The absurd man demands certainty above all else, and recognizes that he can only be certain of the absurd. The only truth about himself that remains constant is his desire for unity, reason, and clarity, and the only truth about the world that seems certain is that it conforms to no obvious shape or pattern. There may be a meaning to life, but there is no sure way of knowing what this meaning is. The absurd man wants to live only with what he can be sure of.
The absurd is this conflict created between human reason and an unreasonable universe, and it exists only so long as one is consciously aware of it. In order to cling to the absurd, then, the absurd man must maintain conscious awareness of this conflict within him without trying to overcome it. Camus identifies three consequences of trying to live with the absurd: revolt, freedom, and passion.
Camus firmly counters the notion that a proper acceptance of the absurd entails suicide.

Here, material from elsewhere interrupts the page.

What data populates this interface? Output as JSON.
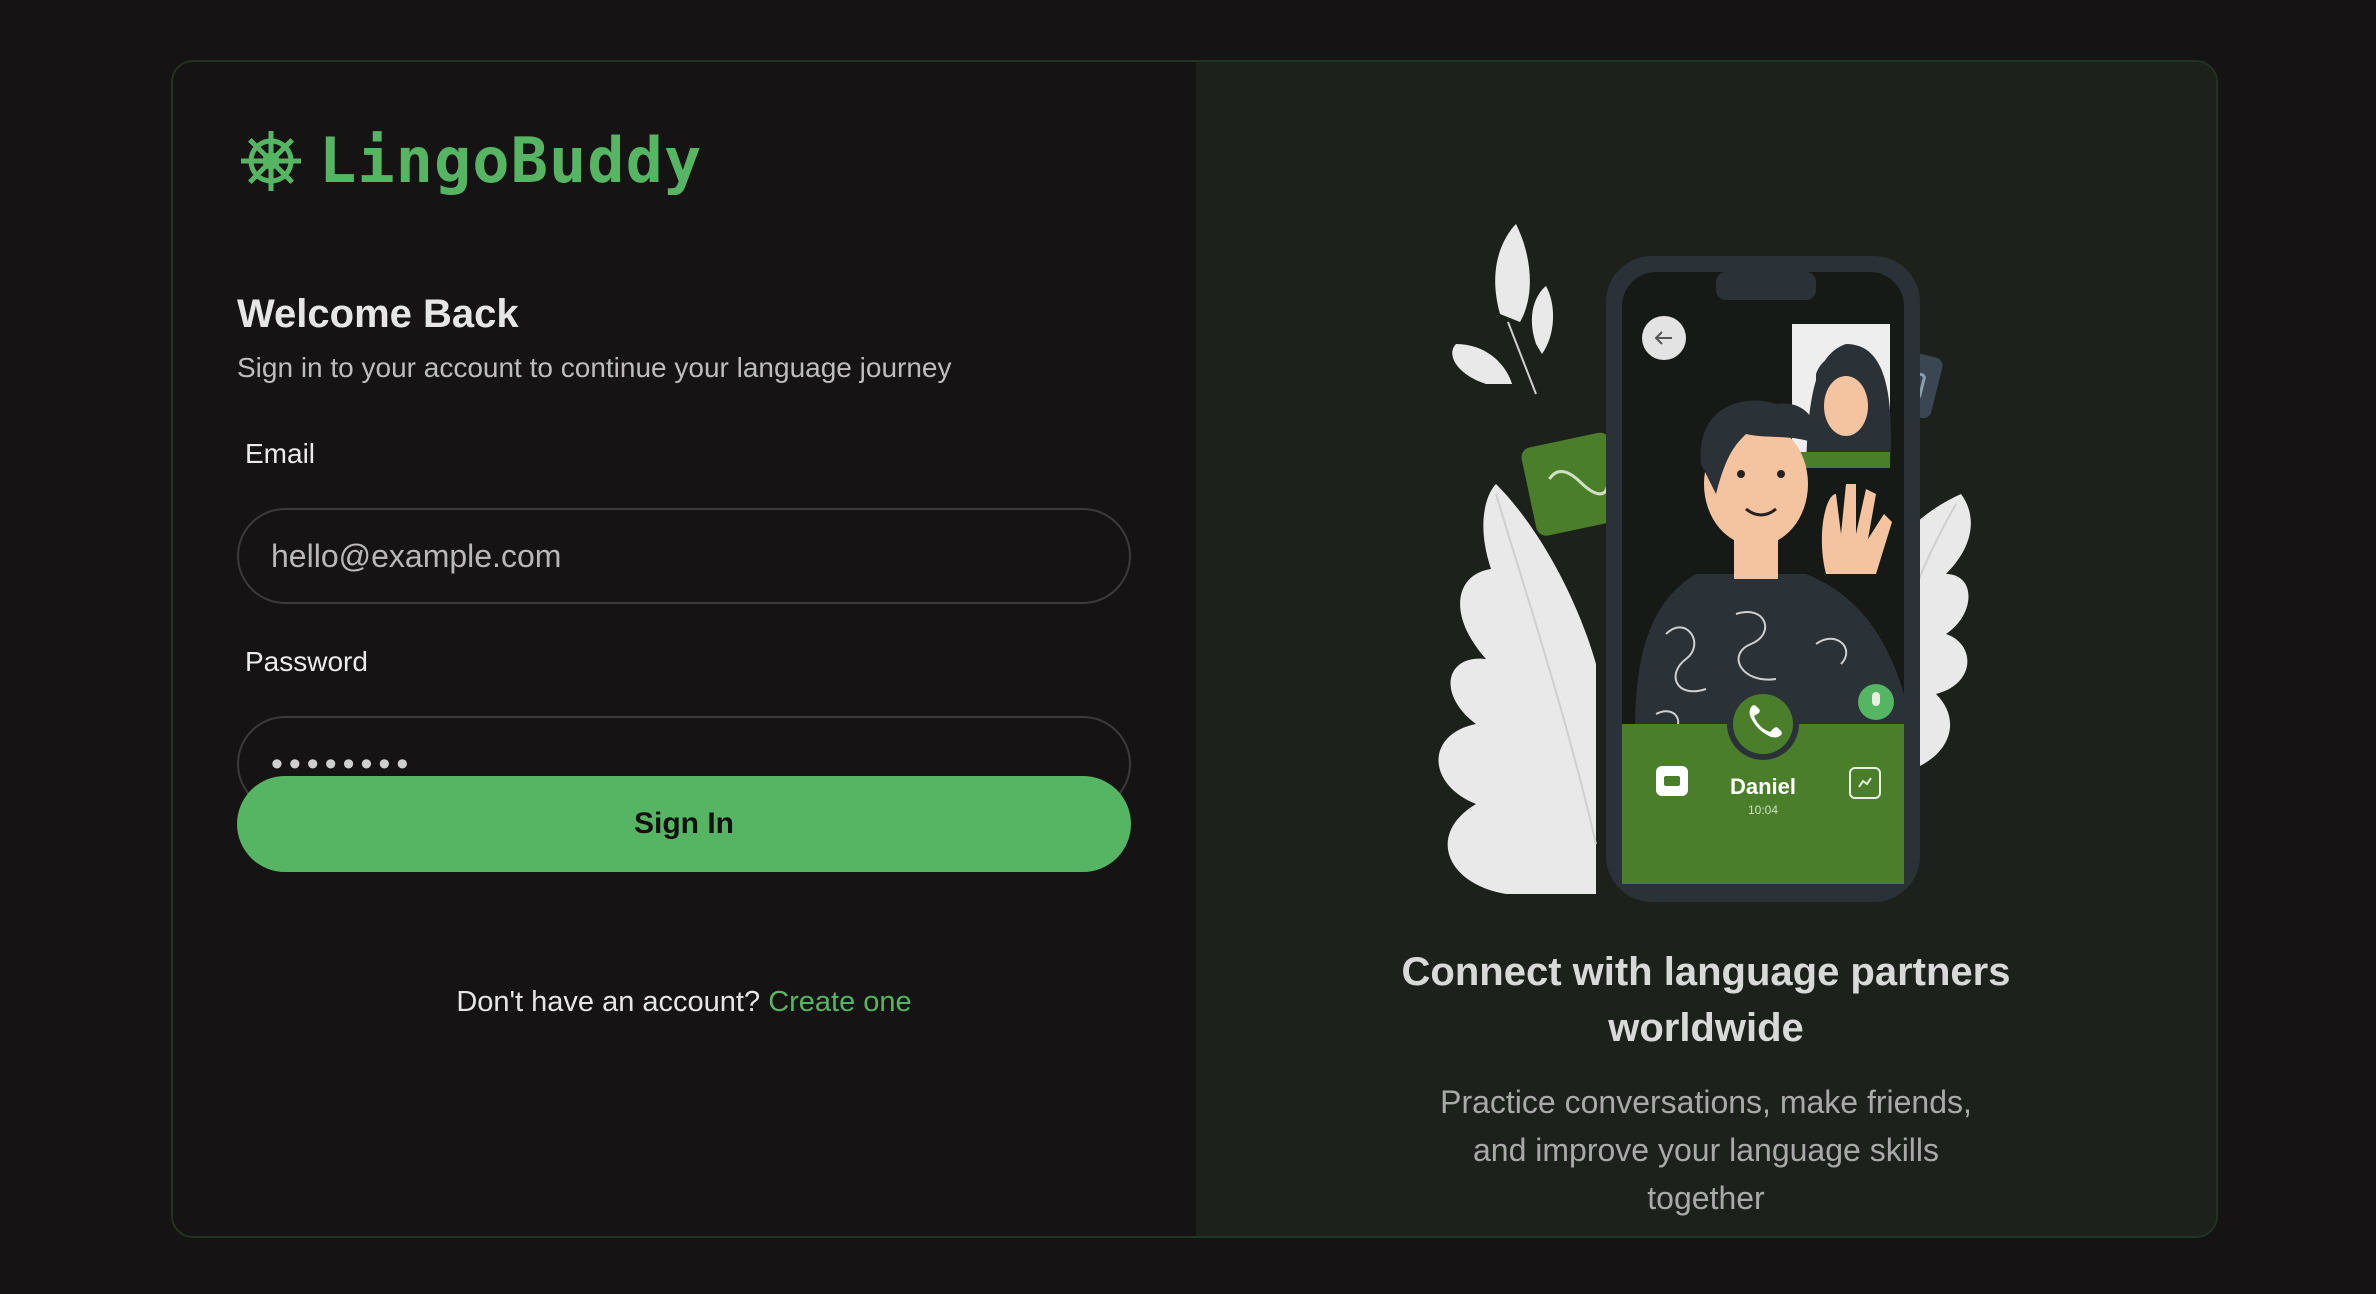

On the contrary, he suggests, accepting the absurd is a matter of living life to its fullest, remaining aware that we are reasonable human beings condemned to live a short time in an unreasonable world and then to die. We remain aware of the conflict between our desire and reality, and so living the absurd is living in a constant state of conflict. It is a revolt against the meaninglessness of our life and the finality of the death that awaits us. Suicide, like hope, is just another way out of this conflict. Living the absurd is more akin to the predicament faced by the man condemned to death yet who, with every breath, revolts against the notion that he must die.
We generally live with the idea of freedom—that we are free to make our own decisions and to define ourselves by our actions. With this idea of freedom comes the idea that we can give our lives direction, and then aim toward certain goals. In doing so, however, we confine ourselves to living toward certain goals—to playing out a certain role. We might see ourselves as the good mother, the charming seducer, or the hard-working citizen, and our actions will be determined by this self-image we create. This idea of freedom is a metaphysical one: it claims that the universe and human nature are such that we can choose our own course. The absurd man is determined to reject everything he cannot know with certainty, and metaphysical freedom is no more certain than a meaning of life. The only freedom the absurd man can know is the freedom he experiences: the freedom to think and to act as he chooses. By abandoning the idea that he has some role to fulfill, the absurd man attains the freedom of taking each moment of life as it strikes him, free of preconceptions or prejudices.
In abandoning the idea of there being any meaning to life, the absurd man also abandons any notion of values. If there is no meaning or purpose to what we do, there is no reason for doing one thing rather than another. That being the case, we can apply no standard of quality to our experiences. Instead, we can apply only a standard of quantity: the more one experiences the better. By quantity of experience, Camus doesn't mean a long life so much as he means the passion of a full life. A person who is aware of each passing moment will experience more than someone who is otherwise preoccupied will. The absurd man is determined to live in the present.
Camus applies a kind of skepticism that has been prevalent in Western philosophy since Descartes, but he applies it in a very peculiar way. He follows Descartes's lead in doubting every proposition that he cannot know with certainty, but unlike Descartes, he does not follow up his skepticism with an attempt to re-establish metaphysical knowledge on more certain grounds. Instead, he observes that philosophers generally seem to be unable to agree on metaphysical questions, and takes that as a reason to doubt metaphysics generally. Following Descartes's lead, Camus does demand certainty, but he decides that there is no certainty to be found in metaphysics.